I believe that Lewis, for all that he is undoubtedly a sign of contradiction, is the kind of counter-cultural challenger of received wisdom that our society needs today. Why? Because in these seven points, Lewis has identified a program for the reconstruction of our moral culture. And that reconstruction is the absolute prerequisite to any revitalization of the democratic experiment. Tens of millions of Americans now know, in their homes, that virtually all of our social pathologies find their basis in the collapse of family life, and in the radical uncoupling of rights from responsibilities. But attempts to bring that often-inarticulate sense of moral implosion into our public discourse usually produce howls of outrage about Christians (for it is Christians who are largely raising these issues) "imposing their values on others." But here, too, Lewis can help.

In his fine essay, "Politics from the Shadowlands," Dr. John West identifies what I would call "Lewis’s Rules" for Christian engagement in public life–which includes, but is not reducible to, politics:

Public morality should be founded on the publicly-accessible principles of the natural law (the fundamental moral principles noted above), which provide what I have called elsewhere a "grammar" for genuinely public argument about how we ought to live together. Deploying that natural law moral logic in the public square would help us achieve pluralism–a disciplined argument–out of the cacophonous plurality that is now our lot.

Prudence is the chief of the political virtues; put another way, being a fool for for Christ, as St. Paul enjoins us, does not mean being a damn fool. Thus the Christian in the public square will, on Lewis’s model, be resolutely anti-utopian; will be attentive to the ever-present danger of unintended consequences arising from the best of intentions (cf. AFDC and its impacts on the collapse of the family); and will have limited expectations of what can be accomplished in the realm of politics, narrowly defined. Put another way, the Christian in public life will understand that a morally-vibrant civil society is the condition for the possibility of a democracy that does not destroy itself like Weimar.

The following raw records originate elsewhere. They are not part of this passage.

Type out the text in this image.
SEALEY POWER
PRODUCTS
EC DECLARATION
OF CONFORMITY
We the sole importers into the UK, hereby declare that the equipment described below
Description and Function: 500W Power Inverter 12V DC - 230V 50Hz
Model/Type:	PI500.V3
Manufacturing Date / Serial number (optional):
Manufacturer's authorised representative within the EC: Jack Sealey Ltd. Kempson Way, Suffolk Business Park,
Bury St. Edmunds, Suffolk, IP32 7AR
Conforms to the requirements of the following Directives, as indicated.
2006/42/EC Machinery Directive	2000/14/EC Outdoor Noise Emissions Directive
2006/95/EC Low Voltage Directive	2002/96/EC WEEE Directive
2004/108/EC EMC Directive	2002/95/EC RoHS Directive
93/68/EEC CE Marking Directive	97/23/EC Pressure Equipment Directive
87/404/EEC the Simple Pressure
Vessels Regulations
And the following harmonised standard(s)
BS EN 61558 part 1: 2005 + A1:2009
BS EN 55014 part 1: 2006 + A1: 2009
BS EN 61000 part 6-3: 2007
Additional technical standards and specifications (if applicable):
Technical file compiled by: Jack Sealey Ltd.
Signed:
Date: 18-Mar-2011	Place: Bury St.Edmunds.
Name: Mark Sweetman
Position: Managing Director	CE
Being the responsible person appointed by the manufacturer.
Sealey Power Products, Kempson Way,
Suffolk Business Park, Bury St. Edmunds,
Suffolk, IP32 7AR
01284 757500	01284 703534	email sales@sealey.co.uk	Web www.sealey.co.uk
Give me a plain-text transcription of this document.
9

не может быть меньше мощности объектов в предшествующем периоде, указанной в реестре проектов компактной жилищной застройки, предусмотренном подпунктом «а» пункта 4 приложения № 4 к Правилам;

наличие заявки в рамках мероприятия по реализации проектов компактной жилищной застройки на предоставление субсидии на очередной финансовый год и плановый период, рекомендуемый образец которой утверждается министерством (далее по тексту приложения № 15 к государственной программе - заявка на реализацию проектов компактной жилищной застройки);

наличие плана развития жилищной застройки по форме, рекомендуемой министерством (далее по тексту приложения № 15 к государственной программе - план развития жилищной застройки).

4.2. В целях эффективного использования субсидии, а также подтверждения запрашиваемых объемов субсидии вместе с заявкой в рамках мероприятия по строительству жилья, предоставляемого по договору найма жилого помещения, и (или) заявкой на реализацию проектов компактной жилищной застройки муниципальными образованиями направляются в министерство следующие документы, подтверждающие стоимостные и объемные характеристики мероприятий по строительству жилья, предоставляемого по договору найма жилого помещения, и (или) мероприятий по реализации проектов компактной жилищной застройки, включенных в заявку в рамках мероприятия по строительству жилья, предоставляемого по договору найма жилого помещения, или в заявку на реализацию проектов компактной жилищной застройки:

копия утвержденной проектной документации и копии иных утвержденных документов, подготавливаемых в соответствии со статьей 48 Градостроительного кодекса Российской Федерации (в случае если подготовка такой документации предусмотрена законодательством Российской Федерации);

Christians in the public square must be anti-dogmatic. Christianity provides no political or economic blueprint for the realization of a just society, and the orthodox Christian should be profoundly skeptical, precisely on religious grounds, of claims (from liberation theology or from some parts of the religious right) that there is a "Christian position" on virtually every issue of public policy. Our Lord has other things to worry about than the marginal tax rate, and we demean His Gospel by suggesting that it instructs us in these technical matters.

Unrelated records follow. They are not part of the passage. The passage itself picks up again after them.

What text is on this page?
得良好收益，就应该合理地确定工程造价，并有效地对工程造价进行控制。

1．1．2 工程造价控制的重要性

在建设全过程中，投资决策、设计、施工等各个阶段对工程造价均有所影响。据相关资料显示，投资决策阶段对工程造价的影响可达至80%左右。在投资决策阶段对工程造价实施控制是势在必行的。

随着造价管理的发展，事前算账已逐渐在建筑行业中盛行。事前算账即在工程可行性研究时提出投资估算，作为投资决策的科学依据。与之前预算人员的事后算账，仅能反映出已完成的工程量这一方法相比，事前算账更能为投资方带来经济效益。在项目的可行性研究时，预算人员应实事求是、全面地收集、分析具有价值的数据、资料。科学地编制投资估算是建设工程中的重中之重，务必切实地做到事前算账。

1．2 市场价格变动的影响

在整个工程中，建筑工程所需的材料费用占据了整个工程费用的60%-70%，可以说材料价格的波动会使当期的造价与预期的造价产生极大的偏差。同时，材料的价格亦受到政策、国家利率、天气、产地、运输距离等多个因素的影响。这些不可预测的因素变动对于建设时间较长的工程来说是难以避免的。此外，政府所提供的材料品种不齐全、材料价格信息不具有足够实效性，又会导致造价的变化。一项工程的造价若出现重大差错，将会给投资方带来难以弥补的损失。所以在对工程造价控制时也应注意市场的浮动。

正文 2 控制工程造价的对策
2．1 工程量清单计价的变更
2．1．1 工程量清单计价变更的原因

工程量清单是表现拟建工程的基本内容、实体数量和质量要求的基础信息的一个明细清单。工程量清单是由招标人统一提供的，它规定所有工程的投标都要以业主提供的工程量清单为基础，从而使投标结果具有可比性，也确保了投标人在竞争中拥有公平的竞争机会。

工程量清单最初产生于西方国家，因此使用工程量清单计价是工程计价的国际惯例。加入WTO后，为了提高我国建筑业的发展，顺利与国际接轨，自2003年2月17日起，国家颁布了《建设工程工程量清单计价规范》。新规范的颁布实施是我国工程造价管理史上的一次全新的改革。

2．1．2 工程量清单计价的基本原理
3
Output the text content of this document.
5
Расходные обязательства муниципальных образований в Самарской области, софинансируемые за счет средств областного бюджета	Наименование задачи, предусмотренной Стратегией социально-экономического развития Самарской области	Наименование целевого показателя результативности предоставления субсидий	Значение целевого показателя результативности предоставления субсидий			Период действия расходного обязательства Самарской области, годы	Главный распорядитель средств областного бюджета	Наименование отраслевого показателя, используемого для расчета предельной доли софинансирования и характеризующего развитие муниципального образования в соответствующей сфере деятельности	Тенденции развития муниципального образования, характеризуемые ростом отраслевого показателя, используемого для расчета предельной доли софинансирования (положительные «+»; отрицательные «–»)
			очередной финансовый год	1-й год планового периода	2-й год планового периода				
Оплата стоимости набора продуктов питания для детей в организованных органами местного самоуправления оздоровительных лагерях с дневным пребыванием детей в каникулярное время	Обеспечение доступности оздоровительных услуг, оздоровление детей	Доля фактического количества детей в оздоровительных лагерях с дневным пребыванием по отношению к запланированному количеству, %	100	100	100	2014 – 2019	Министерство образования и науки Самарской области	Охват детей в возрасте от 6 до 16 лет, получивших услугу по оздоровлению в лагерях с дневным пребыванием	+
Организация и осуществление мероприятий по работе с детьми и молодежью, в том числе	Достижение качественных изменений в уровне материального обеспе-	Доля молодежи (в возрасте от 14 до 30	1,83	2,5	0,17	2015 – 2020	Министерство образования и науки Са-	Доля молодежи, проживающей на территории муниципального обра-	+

Christians should remind their fellow-citizens that limited governmentis not simply a luxury: it is a moral necessity. Niebuhr’s aphorism still holds true: "Democracy is possible because of man’s capacity for justice; democracy is necessary because of man’s inclination to injustice. "It is precisely because we know ourselves as fallible, limited, myopic creatues that we trust no one with absolute power.